In der sehr breiten Masse sehr durchschnittlicher deutscher Fernsehfilme gibt es selten einen, der in Erinnerung bleibt. Manchmal, wie beim Polizeiruf vom vergangenen Sonntag, weil erzählerisch und schauspielerisch Außergewöhnliches zu sehen ist; und manchmal, weil eine beeindruckende Geschichte erzählt wird. Operation Zucker war nicht nur besonders, weil er vom Jugendschutz geschnitten wurde. Auch in der kurzen Version war die Geschichte über rumänische Kinder, die in Deutschland an Freier verkauft werden, ein fast unerträglich deprimierender Film.

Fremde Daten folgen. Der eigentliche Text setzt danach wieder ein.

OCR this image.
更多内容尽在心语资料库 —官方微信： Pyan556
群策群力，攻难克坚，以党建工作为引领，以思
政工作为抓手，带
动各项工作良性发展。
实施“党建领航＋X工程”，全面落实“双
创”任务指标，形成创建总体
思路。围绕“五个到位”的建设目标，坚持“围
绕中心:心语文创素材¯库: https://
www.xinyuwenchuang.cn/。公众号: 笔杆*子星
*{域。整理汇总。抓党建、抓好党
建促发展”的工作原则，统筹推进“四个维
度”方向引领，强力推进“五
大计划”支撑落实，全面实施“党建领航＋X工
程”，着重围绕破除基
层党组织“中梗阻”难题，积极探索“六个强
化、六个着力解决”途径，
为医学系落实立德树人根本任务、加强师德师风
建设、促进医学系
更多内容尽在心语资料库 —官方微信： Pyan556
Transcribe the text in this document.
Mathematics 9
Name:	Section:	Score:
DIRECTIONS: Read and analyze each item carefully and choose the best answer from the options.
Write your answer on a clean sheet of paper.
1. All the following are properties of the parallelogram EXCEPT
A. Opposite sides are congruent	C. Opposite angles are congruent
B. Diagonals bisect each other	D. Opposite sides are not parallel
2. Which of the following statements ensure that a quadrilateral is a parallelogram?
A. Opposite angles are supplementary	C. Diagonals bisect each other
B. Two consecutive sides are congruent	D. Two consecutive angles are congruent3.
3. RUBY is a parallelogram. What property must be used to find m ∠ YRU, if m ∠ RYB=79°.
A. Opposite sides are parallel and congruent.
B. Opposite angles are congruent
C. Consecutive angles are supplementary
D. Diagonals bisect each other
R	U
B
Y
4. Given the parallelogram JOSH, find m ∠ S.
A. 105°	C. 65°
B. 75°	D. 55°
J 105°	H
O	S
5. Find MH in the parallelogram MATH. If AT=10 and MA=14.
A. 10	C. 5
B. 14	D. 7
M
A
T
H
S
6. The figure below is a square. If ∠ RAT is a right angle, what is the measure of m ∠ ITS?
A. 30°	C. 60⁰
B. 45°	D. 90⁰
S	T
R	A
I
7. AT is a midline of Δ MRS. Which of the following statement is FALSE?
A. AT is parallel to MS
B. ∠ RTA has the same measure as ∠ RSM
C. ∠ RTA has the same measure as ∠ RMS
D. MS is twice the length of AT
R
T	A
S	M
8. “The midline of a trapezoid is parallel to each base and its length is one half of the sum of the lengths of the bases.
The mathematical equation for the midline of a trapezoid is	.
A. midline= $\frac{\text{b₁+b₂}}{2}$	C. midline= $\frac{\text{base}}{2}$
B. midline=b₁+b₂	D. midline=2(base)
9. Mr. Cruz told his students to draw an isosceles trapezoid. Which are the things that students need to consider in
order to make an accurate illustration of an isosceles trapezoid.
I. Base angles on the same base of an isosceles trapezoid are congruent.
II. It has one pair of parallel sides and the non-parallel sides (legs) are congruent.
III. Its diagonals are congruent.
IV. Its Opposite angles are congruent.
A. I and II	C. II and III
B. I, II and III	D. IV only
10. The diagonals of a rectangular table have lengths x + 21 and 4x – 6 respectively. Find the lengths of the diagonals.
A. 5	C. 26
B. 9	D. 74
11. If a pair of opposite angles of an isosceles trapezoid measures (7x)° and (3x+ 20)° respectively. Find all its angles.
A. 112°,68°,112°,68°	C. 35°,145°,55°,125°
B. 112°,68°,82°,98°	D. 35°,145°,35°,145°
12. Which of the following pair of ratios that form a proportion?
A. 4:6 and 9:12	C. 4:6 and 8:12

An diesem Mittwoch zeigt die ARD nun einen zweiten Teil von Operation Zucker, er trägt den Untertitel Jagdgesellschaft und erzählt von deutschen Kindern, die in sehr adretten deutschen Einfamilienhäusern leben, von dort aus in ähnliche Häuser gebracht werden, wo sie als Beilage zu Schampus, Koks und Kaviar serviert werden. Die beiden Mädchen Lucy und Vanessa werden aus scheinbar bürgerlichen Verhältnissen fremden Männern als Prostituierte vermietet: Mami (Jördis Triebel) schminkt sie, Vati (Sebastian Hülk) fährt sie im Kofferraum des SUV zum Termin.

Männer aus der guten Gesellschaft

Zusammengehalten werden die beiden Filme von der LKA-Beamtin Karin Wegemann, gespielt von Nadja Uhl, die in Teil eins mehrere Kinderschänder verhaften ließ, am Ende aber doch an einem System scheiterte, in dem sehr mächtige Menschen sich gegenseitig bei sehr gruseligen Dingen decken. Auch in Jagdgesellschaft sind es wieder Männer aus der guten Gesellschaft (in der man im Zweifel schon den entscheidenden Staatsanwalt oder Richter kennt), die sich kleine Mädchen liefern lassen, um an ihnen ihre Machtfantasien auszuleben. Und wie bei Operation Zucker ist die Botschaft der Macher: Diese Dinge gibt es wirklich. Sie passieren jeden Tag. So jedenfalls schreibt es ARD-Programmdirektor Volker Herres im Presseheft.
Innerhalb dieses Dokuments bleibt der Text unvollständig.